The performance was built on the back of Bismack, whose 26 rebounds made sure the Cavs didn’t get second or third looks at the basket after Love’s and Irving’s tries failed to go through the net.

Physical against LeBron James; superior against glass-cleaning Tristan Thompson; and able to achieve inside-outside integrity, Toronto’s defense turned desperation into results.

Should any grand statement be made about the Raptors’ prospects in this series? Conversely, should anyone begin to reassess his or her opinion of the Cavs based on this game? No. A tendency to revise one’s view of these teams and this series, based on the result of a 2-0 Game 3, would rate as the latest in a series of overreactions which have accompanied the Cavs this season.

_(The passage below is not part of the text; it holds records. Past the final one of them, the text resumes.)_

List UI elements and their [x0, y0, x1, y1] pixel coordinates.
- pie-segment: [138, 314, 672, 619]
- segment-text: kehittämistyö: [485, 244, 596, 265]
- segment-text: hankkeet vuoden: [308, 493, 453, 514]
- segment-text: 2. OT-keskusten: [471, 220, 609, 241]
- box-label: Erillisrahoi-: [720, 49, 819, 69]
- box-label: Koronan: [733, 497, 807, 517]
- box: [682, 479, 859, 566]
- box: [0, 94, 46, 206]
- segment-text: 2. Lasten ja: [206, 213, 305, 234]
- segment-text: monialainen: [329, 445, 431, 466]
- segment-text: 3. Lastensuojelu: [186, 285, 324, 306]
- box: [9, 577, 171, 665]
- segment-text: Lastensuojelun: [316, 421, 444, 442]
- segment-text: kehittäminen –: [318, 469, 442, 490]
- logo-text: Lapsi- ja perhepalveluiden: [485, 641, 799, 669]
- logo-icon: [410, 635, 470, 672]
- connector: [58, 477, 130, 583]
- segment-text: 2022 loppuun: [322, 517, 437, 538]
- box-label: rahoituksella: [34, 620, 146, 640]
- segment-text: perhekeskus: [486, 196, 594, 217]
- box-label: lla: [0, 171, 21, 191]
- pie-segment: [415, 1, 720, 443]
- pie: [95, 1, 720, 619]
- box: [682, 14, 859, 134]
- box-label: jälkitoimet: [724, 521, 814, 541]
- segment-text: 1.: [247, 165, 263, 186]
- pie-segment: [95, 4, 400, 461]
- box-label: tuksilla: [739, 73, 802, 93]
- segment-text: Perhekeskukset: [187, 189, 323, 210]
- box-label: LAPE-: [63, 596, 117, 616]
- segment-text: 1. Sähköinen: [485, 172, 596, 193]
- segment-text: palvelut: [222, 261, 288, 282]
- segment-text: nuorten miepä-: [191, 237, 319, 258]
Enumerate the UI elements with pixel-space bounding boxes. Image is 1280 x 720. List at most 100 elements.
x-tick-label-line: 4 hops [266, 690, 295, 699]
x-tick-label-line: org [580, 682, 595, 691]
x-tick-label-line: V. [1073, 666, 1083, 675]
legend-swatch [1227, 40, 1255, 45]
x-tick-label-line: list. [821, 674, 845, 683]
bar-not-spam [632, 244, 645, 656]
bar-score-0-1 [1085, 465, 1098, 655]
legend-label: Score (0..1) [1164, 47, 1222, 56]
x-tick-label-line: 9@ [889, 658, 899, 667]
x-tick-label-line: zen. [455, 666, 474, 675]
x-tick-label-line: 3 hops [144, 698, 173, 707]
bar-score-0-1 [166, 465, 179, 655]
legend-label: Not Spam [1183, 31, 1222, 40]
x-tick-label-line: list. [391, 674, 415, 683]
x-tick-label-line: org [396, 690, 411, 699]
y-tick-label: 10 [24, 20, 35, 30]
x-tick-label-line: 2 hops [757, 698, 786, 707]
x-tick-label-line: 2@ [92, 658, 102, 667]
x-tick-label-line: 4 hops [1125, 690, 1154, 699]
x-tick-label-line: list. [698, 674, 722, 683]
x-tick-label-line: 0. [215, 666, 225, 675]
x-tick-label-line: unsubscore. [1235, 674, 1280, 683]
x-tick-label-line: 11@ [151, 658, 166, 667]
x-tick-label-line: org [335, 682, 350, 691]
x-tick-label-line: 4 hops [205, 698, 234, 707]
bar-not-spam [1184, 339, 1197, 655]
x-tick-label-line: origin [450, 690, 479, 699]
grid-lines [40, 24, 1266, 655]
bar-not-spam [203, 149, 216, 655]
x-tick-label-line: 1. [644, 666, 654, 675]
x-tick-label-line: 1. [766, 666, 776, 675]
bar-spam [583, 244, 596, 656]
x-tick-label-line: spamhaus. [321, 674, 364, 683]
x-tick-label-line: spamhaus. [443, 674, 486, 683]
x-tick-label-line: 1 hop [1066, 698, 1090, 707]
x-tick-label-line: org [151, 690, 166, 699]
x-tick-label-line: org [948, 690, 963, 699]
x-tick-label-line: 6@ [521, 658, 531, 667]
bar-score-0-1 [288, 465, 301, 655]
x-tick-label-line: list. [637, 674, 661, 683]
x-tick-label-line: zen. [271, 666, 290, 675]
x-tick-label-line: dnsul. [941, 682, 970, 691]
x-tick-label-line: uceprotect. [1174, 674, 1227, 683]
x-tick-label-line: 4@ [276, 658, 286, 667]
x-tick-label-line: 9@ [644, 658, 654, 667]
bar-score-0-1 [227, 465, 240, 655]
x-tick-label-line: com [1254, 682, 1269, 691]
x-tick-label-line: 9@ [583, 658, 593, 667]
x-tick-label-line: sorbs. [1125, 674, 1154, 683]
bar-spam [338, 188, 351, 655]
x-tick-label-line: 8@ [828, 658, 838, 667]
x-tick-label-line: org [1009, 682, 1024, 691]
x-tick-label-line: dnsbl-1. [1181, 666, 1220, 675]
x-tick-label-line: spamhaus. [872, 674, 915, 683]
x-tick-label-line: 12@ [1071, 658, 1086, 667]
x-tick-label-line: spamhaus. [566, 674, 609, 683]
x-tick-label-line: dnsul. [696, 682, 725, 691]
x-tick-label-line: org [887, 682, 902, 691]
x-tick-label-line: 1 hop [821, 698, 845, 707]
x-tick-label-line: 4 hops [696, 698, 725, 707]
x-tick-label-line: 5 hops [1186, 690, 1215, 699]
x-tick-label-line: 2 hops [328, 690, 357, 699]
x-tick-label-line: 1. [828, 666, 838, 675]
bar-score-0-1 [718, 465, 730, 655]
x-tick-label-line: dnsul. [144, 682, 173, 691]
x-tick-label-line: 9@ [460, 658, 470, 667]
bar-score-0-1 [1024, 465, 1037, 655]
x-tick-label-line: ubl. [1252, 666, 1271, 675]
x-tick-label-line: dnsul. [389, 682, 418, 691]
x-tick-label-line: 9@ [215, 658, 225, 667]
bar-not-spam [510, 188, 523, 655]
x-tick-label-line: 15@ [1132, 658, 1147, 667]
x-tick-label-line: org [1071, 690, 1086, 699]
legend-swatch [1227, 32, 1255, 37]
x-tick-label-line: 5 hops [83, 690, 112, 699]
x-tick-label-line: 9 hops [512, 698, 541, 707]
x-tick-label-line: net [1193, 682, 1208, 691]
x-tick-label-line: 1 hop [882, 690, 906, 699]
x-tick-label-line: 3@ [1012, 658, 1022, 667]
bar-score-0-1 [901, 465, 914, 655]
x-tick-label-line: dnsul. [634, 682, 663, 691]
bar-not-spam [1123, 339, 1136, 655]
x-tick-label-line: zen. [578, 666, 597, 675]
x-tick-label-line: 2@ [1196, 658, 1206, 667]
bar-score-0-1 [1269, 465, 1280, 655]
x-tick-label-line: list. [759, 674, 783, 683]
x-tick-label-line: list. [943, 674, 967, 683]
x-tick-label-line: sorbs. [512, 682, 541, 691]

However, what can be said about Game 3 is that it:

A) gave the Raptors their first conference finals win in franchise history, something the 2013 Memphis Grizzlies failed to achieve in their sweep loss at the hands of the San Antonio Spurs;

B) offered the possibility that after Game 4, revisions of these teams might be in order.

This is, at the moment, still Cleveland’s series to lose. It’s still a series in which Toronto is pushing uphill, needing to drag its tired bodies through extended combat against the Cavs’ far fresher personnel groups. Yet, for at least 48 hours, the Raptors own the legitimate hope that they can push Cleveland much more severely than anyone originally thought.

That, in itself, represents a triumph for Toronto. It’s a modest achievement on a grander scale, but in the heat of the moment Saturday night, it constituted a formidable feat in the Eastern Conference Finals.